Здесь, как и раньше, главную трудность представлял Дэмиан. К этому моменту он уже впал в подобие коматозного состояния. Некоторое время мы безуспешно с ним возились, потом Джорджина – она была сильнее любого из нас – наклонилась, подставила под Дэмиана плечо, как делают при переноске раненых, и с натужным выдохом швырнула его в оконный проем. Серена уже выбралась на улицу и ухватила его руку и голову. Они с Люси тянули, а мы с Джорджиной толкали и наконец смогли протащить его наружу. Мне показалось, что мы ассистировали при рождении слоненка. Когда через окно протиснулась Джорджина, в коридоре послышались мужские голоса, и я, видимо, оказался последним, кто ушел на свободу этим путем, пока его не отрезали враги. Мы быстро опустили окно и побежали по аллее. Джорджина и я вдвоем тянули Дэмиана. Тащить по улице довольно крупного молодого мужчину в одних трусах и смокинге было как минимум необычно, и мы не могли считать себя в безопасности, пока Серена, приказав нам встать в тень, не остановила ни в чем не повинного таксиста, не подозревавшего, во что ввязывается.

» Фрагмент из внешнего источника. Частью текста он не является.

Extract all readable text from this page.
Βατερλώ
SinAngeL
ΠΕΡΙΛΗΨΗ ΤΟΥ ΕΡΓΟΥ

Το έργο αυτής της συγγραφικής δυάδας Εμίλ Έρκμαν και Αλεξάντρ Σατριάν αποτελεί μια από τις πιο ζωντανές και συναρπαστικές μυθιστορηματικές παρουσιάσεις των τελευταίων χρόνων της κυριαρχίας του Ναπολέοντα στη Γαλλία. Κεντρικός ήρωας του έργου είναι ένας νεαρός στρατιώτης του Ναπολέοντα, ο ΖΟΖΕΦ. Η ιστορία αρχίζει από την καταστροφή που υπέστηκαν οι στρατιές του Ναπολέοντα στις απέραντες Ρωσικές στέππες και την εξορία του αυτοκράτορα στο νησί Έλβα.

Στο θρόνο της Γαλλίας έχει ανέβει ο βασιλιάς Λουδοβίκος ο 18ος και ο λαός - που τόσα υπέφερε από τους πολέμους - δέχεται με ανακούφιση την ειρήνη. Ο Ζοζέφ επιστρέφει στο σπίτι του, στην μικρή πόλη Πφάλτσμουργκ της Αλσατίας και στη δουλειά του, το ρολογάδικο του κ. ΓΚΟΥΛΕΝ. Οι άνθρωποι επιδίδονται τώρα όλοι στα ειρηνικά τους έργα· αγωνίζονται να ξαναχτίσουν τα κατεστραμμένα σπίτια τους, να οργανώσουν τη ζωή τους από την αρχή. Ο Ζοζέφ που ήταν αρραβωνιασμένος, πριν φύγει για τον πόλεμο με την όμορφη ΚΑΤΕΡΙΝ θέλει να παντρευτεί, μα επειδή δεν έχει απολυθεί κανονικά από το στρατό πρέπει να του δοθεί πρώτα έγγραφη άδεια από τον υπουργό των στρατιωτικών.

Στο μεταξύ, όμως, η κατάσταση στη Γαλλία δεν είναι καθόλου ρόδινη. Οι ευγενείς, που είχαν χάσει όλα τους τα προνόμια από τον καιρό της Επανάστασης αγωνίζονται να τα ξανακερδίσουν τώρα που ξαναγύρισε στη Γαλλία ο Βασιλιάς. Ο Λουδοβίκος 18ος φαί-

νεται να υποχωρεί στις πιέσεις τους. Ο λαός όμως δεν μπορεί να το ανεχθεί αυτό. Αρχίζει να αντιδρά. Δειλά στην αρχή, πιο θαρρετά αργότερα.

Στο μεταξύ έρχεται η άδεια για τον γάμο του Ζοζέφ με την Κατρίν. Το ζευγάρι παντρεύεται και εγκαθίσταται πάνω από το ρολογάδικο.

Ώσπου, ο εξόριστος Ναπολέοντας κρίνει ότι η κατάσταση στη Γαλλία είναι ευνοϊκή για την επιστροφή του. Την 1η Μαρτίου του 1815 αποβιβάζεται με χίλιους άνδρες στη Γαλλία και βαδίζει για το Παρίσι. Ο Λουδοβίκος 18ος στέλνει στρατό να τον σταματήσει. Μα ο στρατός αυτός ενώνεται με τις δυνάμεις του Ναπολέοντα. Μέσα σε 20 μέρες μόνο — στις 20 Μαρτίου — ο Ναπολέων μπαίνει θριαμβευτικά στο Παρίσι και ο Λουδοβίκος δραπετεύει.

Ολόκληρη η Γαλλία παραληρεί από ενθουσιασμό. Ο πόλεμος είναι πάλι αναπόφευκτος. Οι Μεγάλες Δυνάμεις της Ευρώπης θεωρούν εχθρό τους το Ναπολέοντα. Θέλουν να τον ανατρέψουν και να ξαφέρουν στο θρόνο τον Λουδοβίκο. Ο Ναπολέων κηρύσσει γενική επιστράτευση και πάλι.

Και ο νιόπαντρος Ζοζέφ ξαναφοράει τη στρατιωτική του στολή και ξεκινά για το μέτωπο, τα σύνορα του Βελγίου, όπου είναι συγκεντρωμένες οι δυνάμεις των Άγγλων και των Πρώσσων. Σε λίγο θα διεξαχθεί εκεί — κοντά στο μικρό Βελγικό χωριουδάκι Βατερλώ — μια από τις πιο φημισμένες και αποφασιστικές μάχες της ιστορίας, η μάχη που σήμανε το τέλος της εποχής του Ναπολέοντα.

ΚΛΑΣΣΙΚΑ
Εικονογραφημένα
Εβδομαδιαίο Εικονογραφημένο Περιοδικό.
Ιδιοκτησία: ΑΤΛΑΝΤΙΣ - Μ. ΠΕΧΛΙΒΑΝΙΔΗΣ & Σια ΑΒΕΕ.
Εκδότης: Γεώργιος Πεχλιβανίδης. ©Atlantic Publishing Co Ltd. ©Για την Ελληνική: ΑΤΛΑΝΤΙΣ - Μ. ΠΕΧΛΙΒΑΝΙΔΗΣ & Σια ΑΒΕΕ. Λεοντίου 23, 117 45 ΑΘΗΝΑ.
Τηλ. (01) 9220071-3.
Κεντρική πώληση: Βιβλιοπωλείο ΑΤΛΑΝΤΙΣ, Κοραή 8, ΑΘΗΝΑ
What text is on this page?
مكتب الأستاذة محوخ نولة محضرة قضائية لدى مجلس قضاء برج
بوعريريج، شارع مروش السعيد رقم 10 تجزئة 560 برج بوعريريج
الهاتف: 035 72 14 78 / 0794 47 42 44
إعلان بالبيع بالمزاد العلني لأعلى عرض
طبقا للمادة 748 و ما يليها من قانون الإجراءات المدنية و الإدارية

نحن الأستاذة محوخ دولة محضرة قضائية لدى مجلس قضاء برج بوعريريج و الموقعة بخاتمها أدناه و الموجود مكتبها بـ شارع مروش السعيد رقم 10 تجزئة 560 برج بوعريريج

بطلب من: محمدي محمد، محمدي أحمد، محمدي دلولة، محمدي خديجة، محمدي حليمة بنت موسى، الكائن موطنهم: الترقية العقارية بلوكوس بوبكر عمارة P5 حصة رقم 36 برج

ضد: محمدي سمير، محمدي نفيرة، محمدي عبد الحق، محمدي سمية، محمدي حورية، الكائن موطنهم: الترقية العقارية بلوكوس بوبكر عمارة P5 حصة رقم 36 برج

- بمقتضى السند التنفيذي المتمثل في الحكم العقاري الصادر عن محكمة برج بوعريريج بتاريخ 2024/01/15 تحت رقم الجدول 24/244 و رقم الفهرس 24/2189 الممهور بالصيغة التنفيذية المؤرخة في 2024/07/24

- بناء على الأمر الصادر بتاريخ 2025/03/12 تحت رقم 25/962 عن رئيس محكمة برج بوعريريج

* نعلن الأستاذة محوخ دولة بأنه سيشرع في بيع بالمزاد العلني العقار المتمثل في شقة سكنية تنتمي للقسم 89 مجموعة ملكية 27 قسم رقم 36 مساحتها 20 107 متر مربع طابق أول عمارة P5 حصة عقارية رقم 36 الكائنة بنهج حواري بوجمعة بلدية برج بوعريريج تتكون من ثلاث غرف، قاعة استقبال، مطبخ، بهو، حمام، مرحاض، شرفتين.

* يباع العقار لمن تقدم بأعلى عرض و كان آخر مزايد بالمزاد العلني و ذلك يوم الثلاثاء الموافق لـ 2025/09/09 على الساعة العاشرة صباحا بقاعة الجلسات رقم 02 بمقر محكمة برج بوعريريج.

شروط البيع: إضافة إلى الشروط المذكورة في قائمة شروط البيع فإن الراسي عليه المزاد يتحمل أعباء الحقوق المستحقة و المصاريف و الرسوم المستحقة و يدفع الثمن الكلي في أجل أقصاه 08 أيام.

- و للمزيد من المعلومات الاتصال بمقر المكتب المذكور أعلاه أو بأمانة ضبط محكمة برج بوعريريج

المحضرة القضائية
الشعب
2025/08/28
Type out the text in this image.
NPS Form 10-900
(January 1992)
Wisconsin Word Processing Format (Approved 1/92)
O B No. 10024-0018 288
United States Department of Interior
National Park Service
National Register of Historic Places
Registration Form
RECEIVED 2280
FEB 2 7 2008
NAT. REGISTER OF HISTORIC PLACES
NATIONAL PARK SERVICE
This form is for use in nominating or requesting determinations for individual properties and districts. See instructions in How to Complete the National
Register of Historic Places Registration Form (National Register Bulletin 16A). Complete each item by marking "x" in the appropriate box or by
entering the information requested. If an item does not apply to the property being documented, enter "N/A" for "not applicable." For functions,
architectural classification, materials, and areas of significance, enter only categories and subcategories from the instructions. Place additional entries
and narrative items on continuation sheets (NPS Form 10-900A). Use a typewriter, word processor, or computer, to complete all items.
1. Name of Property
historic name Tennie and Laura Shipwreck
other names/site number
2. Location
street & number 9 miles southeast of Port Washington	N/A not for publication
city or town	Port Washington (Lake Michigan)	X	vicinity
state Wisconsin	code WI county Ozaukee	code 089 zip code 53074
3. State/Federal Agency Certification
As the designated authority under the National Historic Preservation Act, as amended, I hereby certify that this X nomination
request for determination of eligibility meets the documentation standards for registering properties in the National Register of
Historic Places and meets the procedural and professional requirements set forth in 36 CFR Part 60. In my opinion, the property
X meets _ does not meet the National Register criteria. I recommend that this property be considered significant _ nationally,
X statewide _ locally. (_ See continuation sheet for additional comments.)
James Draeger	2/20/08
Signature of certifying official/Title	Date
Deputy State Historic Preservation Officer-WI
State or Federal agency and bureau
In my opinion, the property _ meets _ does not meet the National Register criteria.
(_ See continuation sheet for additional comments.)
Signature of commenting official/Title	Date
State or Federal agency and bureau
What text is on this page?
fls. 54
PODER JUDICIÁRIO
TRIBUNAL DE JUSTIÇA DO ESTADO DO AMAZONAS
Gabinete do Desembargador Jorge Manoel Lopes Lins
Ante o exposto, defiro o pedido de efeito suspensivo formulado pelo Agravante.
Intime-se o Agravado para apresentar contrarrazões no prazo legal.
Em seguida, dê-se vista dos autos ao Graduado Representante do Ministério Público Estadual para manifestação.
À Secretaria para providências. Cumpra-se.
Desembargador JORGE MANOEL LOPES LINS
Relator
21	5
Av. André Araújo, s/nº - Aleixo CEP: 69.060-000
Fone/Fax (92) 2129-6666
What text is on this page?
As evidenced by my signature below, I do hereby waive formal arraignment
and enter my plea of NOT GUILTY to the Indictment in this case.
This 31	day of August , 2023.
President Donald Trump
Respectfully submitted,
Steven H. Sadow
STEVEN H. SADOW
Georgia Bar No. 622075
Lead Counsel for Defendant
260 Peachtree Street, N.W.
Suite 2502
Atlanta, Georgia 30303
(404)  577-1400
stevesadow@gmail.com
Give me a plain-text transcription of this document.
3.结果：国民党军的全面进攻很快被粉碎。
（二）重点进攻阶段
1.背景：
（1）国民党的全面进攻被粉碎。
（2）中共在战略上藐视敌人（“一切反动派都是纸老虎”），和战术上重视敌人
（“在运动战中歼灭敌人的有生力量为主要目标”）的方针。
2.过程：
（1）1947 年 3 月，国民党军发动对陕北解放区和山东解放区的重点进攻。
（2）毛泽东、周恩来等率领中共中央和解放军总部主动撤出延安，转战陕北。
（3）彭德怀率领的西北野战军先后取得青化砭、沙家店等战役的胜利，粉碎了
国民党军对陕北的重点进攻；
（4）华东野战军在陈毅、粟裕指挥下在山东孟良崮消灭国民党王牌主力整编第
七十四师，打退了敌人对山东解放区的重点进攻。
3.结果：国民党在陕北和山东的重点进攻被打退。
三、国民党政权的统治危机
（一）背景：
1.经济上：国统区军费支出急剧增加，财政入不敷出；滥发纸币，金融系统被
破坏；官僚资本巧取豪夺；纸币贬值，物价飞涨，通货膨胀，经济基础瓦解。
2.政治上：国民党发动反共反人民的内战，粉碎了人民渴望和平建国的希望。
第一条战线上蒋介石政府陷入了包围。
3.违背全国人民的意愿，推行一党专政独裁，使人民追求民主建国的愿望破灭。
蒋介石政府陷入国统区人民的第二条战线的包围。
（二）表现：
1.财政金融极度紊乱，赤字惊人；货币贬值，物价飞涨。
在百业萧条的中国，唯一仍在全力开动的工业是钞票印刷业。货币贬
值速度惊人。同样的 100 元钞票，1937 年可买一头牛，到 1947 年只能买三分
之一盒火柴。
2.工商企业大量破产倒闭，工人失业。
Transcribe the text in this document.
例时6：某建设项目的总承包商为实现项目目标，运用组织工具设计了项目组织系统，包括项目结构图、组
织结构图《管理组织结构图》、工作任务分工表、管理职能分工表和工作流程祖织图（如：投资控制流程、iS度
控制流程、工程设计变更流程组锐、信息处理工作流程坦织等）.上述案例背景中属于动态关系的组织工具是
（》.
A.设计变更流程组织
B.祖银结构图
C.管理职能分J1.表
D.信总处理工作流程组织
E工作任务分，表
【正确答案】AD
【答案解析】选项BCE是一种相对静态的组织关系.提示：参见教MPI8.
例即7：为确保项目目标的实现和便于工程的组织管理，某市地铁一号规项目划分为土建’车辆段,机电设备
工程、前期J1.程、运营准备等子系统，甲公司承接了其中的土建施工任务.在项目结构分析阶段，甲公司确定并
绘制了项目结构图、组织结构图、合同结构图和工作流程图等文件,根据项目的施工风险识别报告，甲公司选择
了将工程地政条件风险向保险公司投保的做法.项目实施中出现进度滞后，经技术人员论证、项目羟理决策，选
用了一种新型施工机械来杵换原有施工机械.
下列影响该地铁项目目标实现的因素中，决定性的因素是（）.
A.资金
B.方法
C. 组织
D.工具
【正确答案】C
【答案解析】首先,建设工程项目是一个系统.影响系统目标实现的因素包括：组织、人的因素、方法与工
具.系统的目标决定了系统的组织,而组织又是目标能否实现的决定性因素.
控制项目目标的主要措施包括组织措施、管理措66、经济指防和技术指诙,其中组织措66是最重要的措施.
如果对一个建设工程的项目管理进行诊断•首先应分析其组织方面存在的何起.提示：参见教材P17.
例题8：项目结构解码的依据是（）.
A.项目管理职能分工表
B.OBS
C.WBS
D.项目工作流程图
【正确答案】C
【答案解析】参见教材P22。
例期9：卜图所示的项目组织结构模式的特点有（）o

– Куда мы его отвезем? – громким шепотом спросила она через плечо, и я понял, что для семейства Клермонт это уже станет непосильным испытанием.
Дэмиан, скорее всего, изначально планировал выпить чашечку-другую кофе и уехать обратно в Кембридж – мне неловко об этом говорить, но так мы обычно тогда и делали, – но теперь этот вариант исключался.
– Ко мне на квартиру. На Уэзерби-Гарденс, – сказал я.
Там были мои родители, но они знали меня уже девятнадцать лет, и подобные эскапады вряд ли заставали их врасплох. Серена назвала таксисту адрес и села в машину, оставив открытой дверь, чтобы мы с Джорджиной, перебежав тротуар, побыстрее втащили Дэмиана в гостеприимную темноту такси. Мы вскарабкались внутрь, пыхтя и отдуваясь, а за нами торопливо вскочила Люси. Вы можете подумать, что такси оказалось перегружено, и это правда, но вы должны понимать, что на это мы не обращали внимания, ни пассажиры, ни водители, ни власти предержащие. Они не пытались, как сегодня, управлять нашей жизнью до последних деталей, и я думаю – нет, я даже уверен, – что нам от этого было только лучше. Некоторые новейшие изменения действительно к лучшему, насчет других надо еще поразмыслить, но что касается непрекращающегося, навязчивого вмешательства государства в нашу жизнь, раньше нам было намного спокойнее. Конечно, бывали времена, когда мы на самом деле подвергались риску, и надменные любители тотального контроля неодобрительно покачают на это головой. Но заставлять людей отказываться от свободы, чтобы избежать опасности, – отличительная черта тирании, и обмен всегда получается неравным.
– Наденем на него брюки?
Серена каким-то образом сумела не растерять оставшиеся детали одежды, хотя они явно мешали ей бежать. Мы посмотрели вниз, на малютку Дэмиана, свернувшегося, как эмбрион, и отказались от этой непосильной задачи.
– Давайте не будем, – твердо сказала Люси.
– Как же твои бедные родители? – спросила Джорджина. – А если они еще не спят?
Я посмотрел на Дэмиана еще раз и лишь укрепился в принятом решении.